A HARD FREEZE WATCH HAS ALSO BEEN ISSUED FROM LATE WEDNESDAY NIGHT THROUGH THURSDAY MORNING.
* IMPACTS...A PERIOD OF WELL BELOW FREEZING TEMPERATURES MAY KILL SENSITIVE VEGETATION. OUTDOOR WATER PIPES MAY NEED TO BE WRAPPED...DRAINED...OR ALLOWED TO DRIP SLOWLY TO PREVENT POSSIBLE BURSTING.
* TEMPERATURES...MINIMUM TEMPERATURES IN THE 20S WITH SEVERAL HOURS BELOW 28 DEGREES ARE FORECAST TO OCCUR ACROSS PORTIONS OF SOUTHEAST PINAL COUNTY...SOUTH CENTRAL PINAL COUNTY AND PIMA COUNTY INCLUDING THE TUCSON METRO AREA.
* TIMING...TEMPERATURES WILL FALL BELOW FREEZING AROUND MIDNIGHT IN MOST LOCATIONS THE NEXT COUPLE OF NIGHTS...WITH THE COLDEST TEMPERATURES EXPECTED TO OCCUR BETWEEN 5 AM AND 8 AM BOTH WEDNESDAY AND THURSDAY MORNINGS.
850mb Temperature Outlook
First building code improvements adopted based on Joplin tornado study
Here's an interesting story from ScienceDaily.com regarding improved building codes in association with the National Institute of Standards and Technology (NIST) study of the EF-5 Joplin, MO tornado from 2011.
Source: National Institute of Standards and Technology (NIST)
Summary: Protecting schools and their associated high-occupancy buildings from the most violent tornadoes is the goal of the first approved building code changes based on a technical investigation into the impacts of the deadly tornado that struck Joplin, Mo., on May 22, 2011.

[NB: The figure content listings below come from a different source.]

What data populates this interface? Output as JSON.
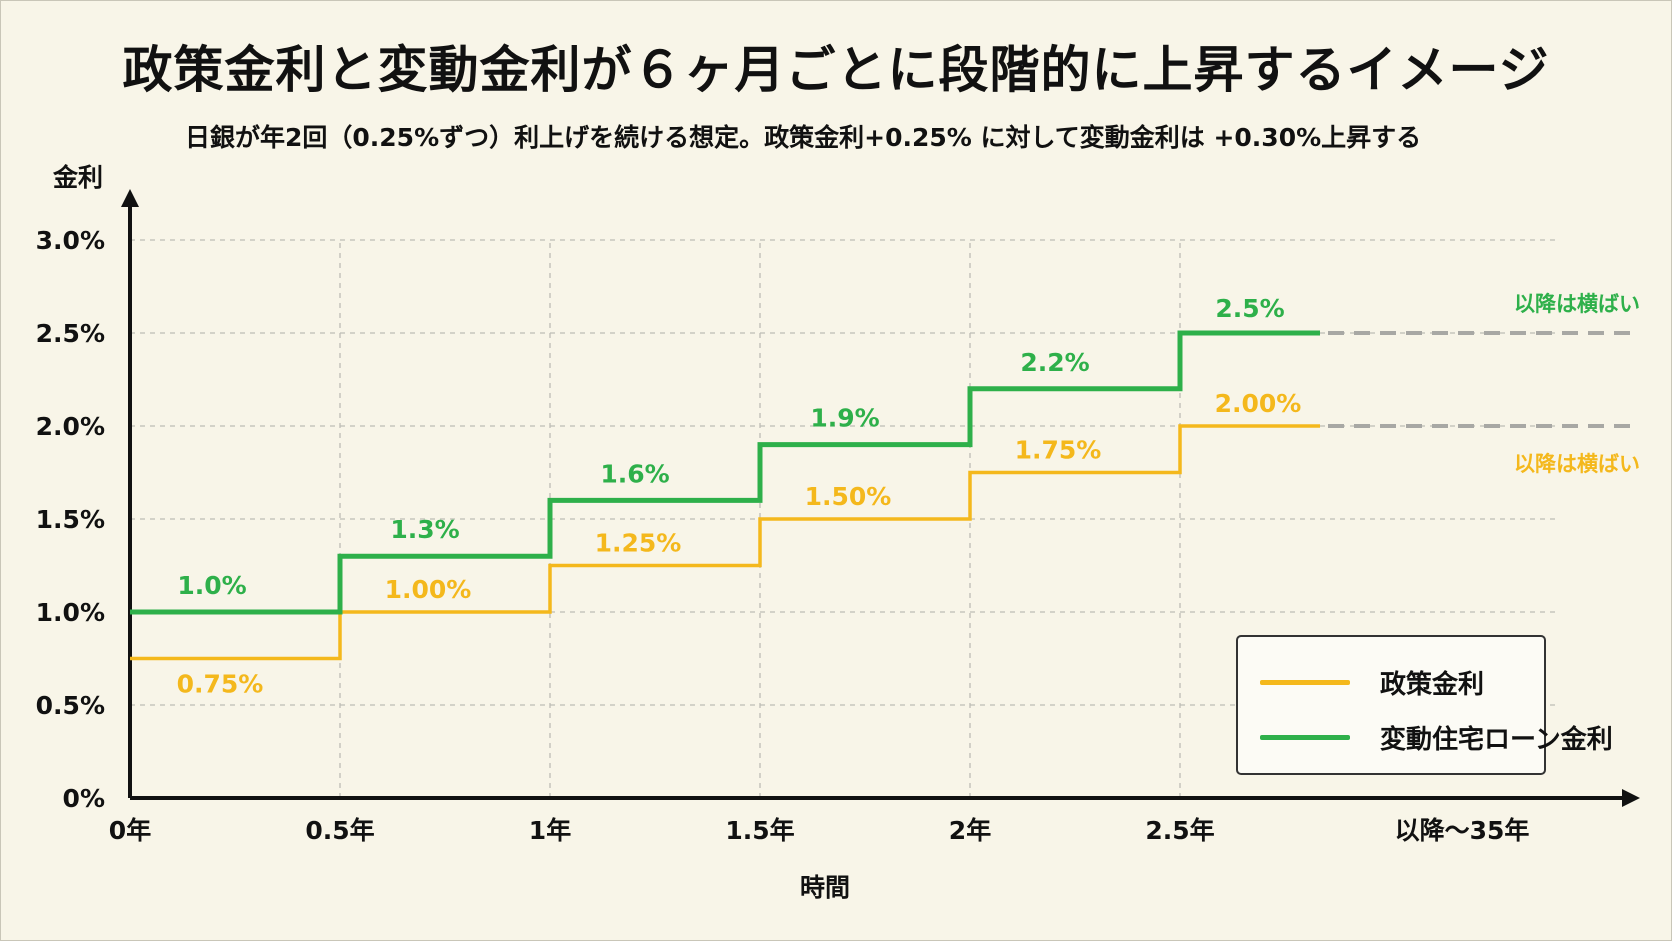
{
  "title": "政策金利と変動金利が６ヶ月ごとに段階的に上昇するイメージ",
  "subtitle": "日銀が年2回（0.25%ずつ）利上げを続ける想定。政策金利+0.25% に対して変動金利は +0.30%上昇する",
  "colors": {
    "policy": "#f4b81c",
    "variable": "#2eb04a",
    "grid": "#bdbdb5",
    "dash": "#a8a8a4",
    "axis": "#111111"
  },
  "legend": {
    "items": [
      {
        "label": "政策金利",
        "color": "#f4b81c"
      },
      {
        "label": "変動住宅ローン金利",
        "color": "#2eb04a"
      }
    ]
  },
  "chart_data": {
    "type": "line",
    "step": true,
    "xlabel": "時間",
    "ylabel": "金利",
    "ylim": [
      0,
      3.0
    ],
    "yticks": [
      "0%",
      "0.5%",
      "1.0%",
      "1.5%",
      "2.0%",
      "2.5%",
      "3.0%"
    ],
    "xtick_labels": [
      "0年",
      "0.5年",
      "1年",
      "1.5年",
      "2年",
      "2.5年",
      "以降～35年"
    ],
    "x": [
      0,
      0.5,
      1,
      1.5,
      2,
      2.5
    ],
    "grid": true,
    "legend_position": "bottom-right",
    "series": [
      {
        "name": "政策金利",
        "values": [
          0.75,
          1.0,
          1.25,
          1.5,
          1.75,
          2.0
        ],
        "labels": [
          "0.75%",
          "1.00%",
          "1.25%",
          "1.50%",
          "1.75%",
          "2.00%"
        ],
        "note": "以降は横ばい"
      },
      {
        "name": "変動住宅ローン金利",
        "values": [
          1.0,
          1.3,
          1.6,
          1.9,
          2.2,
          2.5
        ],
        "labels": [
          "1.0%",
          "1.3%",
          "1.6%",
          "1.9%",
          "2.2%",
          "2.5%"
        ],
        "note": "以降は横ばい"
      }
    ]
  }
}
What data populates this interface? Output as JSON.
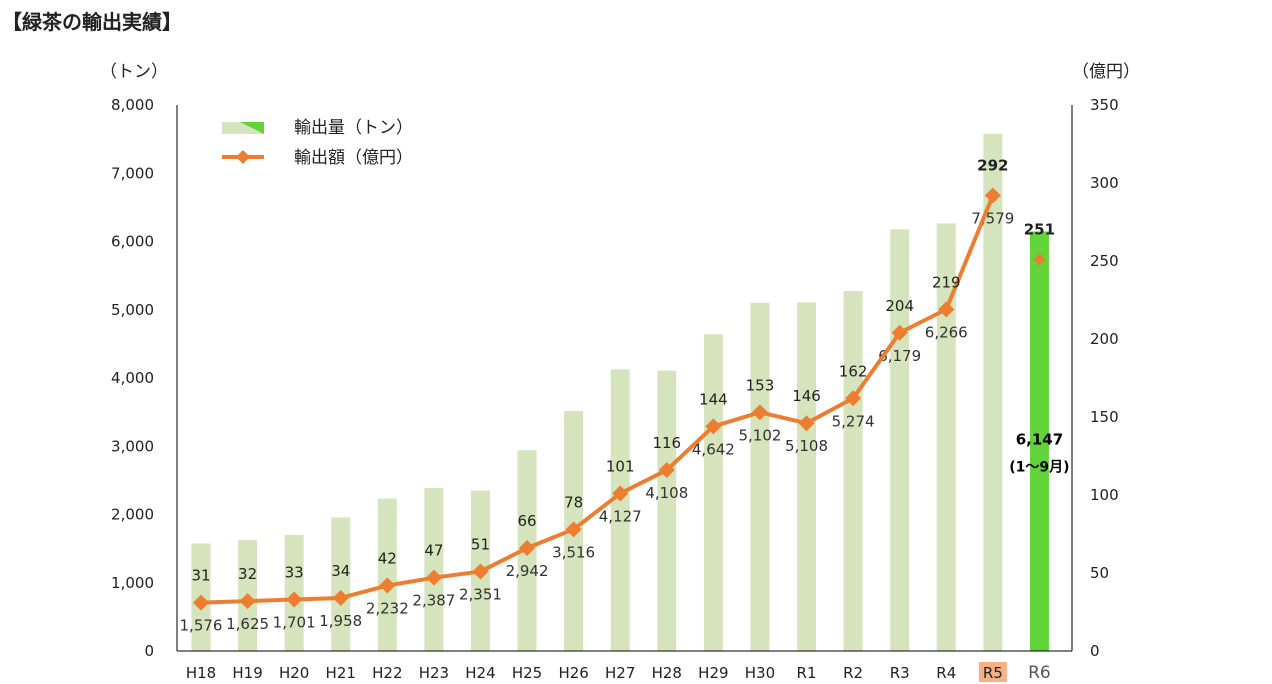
{
  "title": "【緑茶の輸出実績】",
  "chart_data": {
    "type": "bar",
    "categories": [
      "H18",
      "H19",
      "H20",
      "H21",
      "H22",
      "H23",
      "H24",
      "H25",
      "H26",
      "H27",
      "H28",
      "H29",
      "H30",
      "R1",
      "R2",
      "R3",
      "R4",
      "R5",
      "R6"
    ],
    "y_left_unit": "（トン）",
    "y_right_unit": "（億円）",
    "ylim_left": [
      0,
      8000
    ],
    "ylim_right": [
      0,
      350
    ],
    "yticks_left": [
      "0",
      "1,000",
      "2,000",
      "3,000",
      "4,000",
      "5,000",
      "6,000",
      "7,000",
      "8,000"
    ],
    "yticks_right": [
      "0",
      "50",
      "100",
      "150",
      "200",
      "250",
      "300",
      "350"
    ],
    "series": [
      {
        "name": "輸出量（トン）",
        "kind": "bar",
        "axis": "left",
        "color": "#d6e4bd",
        "values": [
          1576,
          1625,
          1701,
          1958,
          2232,
          2387,
          2351,
          2942,
          3516,
          4127,
          4108,
          4642,
          5102,
          5108,
          5274,
          6179,
          6266,
          7579,
          6147
        ],
        "labels": [
          "1,576",
          "1,625",
          "1,701",
          "1,958",
          "2,232",
          "2,387",
          "2,351",
          "2,942",
          "3,516",
          "4,127",
          "4,108",
          "4,642",
          "5,102",
          "5,108",
          "5,274",
          "6,179",
          "6,266",
          "7,579",
          "6,147"
        ]
      },
      {
        "name": "輸出額（億円）",
        "kind": "line",
        "axis": "right",
        "color": "#ed7d31",
        "values": [
          31,
          32,
          33,
          34,
          42,
          47,
          51,
          66,
          78,
          101,
          116,
          144,
          153,
          146,
          162,
          204,
          219,
          292,
          251
        ],
        "labels": [
          "31",
          "32",
          "33",
          "34",
          "42",
          "47",
          "51",
          "66",
          "78",
          "101",
          "116",
          "144",
          "153",
          "146",
          "162",
          "204",
          "219",
          "292",
          "251"
        ]
      }
    ],
    "highlight": {
      "bar_color": "#63d33a",
      "r6_note": "(1～9月)",
      "r5_label_bg": "#f4b183"
    },
    "legend_position": "top-left",
    "grid": false
  }
}
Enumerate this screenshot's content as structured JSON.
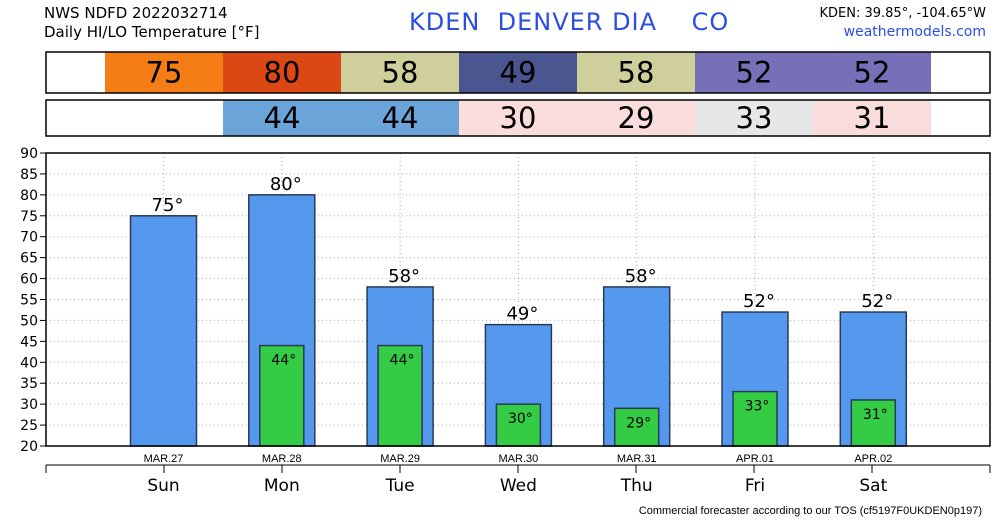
{
  "header": {
    "source": "NWS NDFD 2022032714",
    "product": "Daily HI/LO Temperature [°F]",
    "station": "KDEN  DENVER DIA    CO",
    "coords": "KDEN: 39.85°, -104.65°W",
    "site": "weathermodels.com"
  },
  "footer": {
    "note": "Commercial forecaster according to our TOS (cf5197F0UKDEN0p197)"
  },
  "colors": {
    "hi_bar": "#5599ee",
    "lo_bar": "#33cc44",
    "bar_stroke": "#2a3a55"
  },
  "hi_strip": [
    {
      "value": "",
      "color": "#ffffff"
    },
    {
      "value": "75",
      "color": "#f57d16"
    },
    {
      "value": "80",
      "color": "#dc4814"
    },
    {
      "value": "58",
      "color": "#cfcf9c"
    },
    {
      "value": "49",
      "color": "#4b5590"
    },
    {
      "value": "58",
      "color": "#cfcf9c"
    },
    {
      "value": "52",
      "color": "#7670b8"
    },
    {
      "value": "52",
      "color": "#7670b8"
    },
    {
      "value": "",
      "color": "#ffffff"
    }
  ],
  "lo_strip": [
    {
      "value": "",
      "color": "#ffffff"
    },
    {
      "value": "",
      "color": "#ffffff"
    },
    {
      "value": "44",
      "color": "#6aa4d8"
    },
    {
      "value": "44",
      "color": "#6aa4d8"
    },
    {
      "value": "30",
      "color": "#fadcdc"
    },
    {
      "value": "29",
      "color": "#fadcdc"
    },
    {
      "value": "33",
      "color": "#e6e8e8"
    },
    {
      "value": "31",
      "color": "#fadcdc"
    },
    {
      "value": "",
      "color": "#ffffff"
    }
  ],
  "chart_data": {
    "type": "bar",
    "title": "Daily HI/LO Temperature [°F]",
    "dates": [
      "MAR.27",
      "MAR.28",
      "MAR.29",
      "MAR.30",
      "MAR.31",
      "APR.01",
      "APR.02"
    ],
    "categories": [
      "Sun",
      "Mon",
      "Tue",
      "Wed",
      "Thu",
      "Fri",
      "Sat"
    ],
    "series": [
      {
        "values": [
          75,
          80,
          58,
          49,
          58,
          52,
          52
        ]
      },
      {
        "values": [
          null,
          44,
          44,
          30,
          29,
          33,
          31
        ]
      }
    ],
    "ylim": [
      20,
      90
    ],
    "yticks": [
      20,
      25,
      30,
      35,
      40,
      45,
      50,
      55,
      60,
      65,
      70,
      75,
      80,
      85,
      90
    ],
    "grid": true
  }
}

Read more from ScienceDaily.com HERE:
The power of an EF-5 tornado is evident in this photo of a truck wrapped around a utility pole in the aftermath of a May 1999 twister in Oklahoma in which wind speeds of more than 500 kilometers (300 miles) per hour were recorded. New code changes based on recommendations from NIST's Joplin, Mo., tornado study will help protect building occupants in areas where such storms are most likely to occur.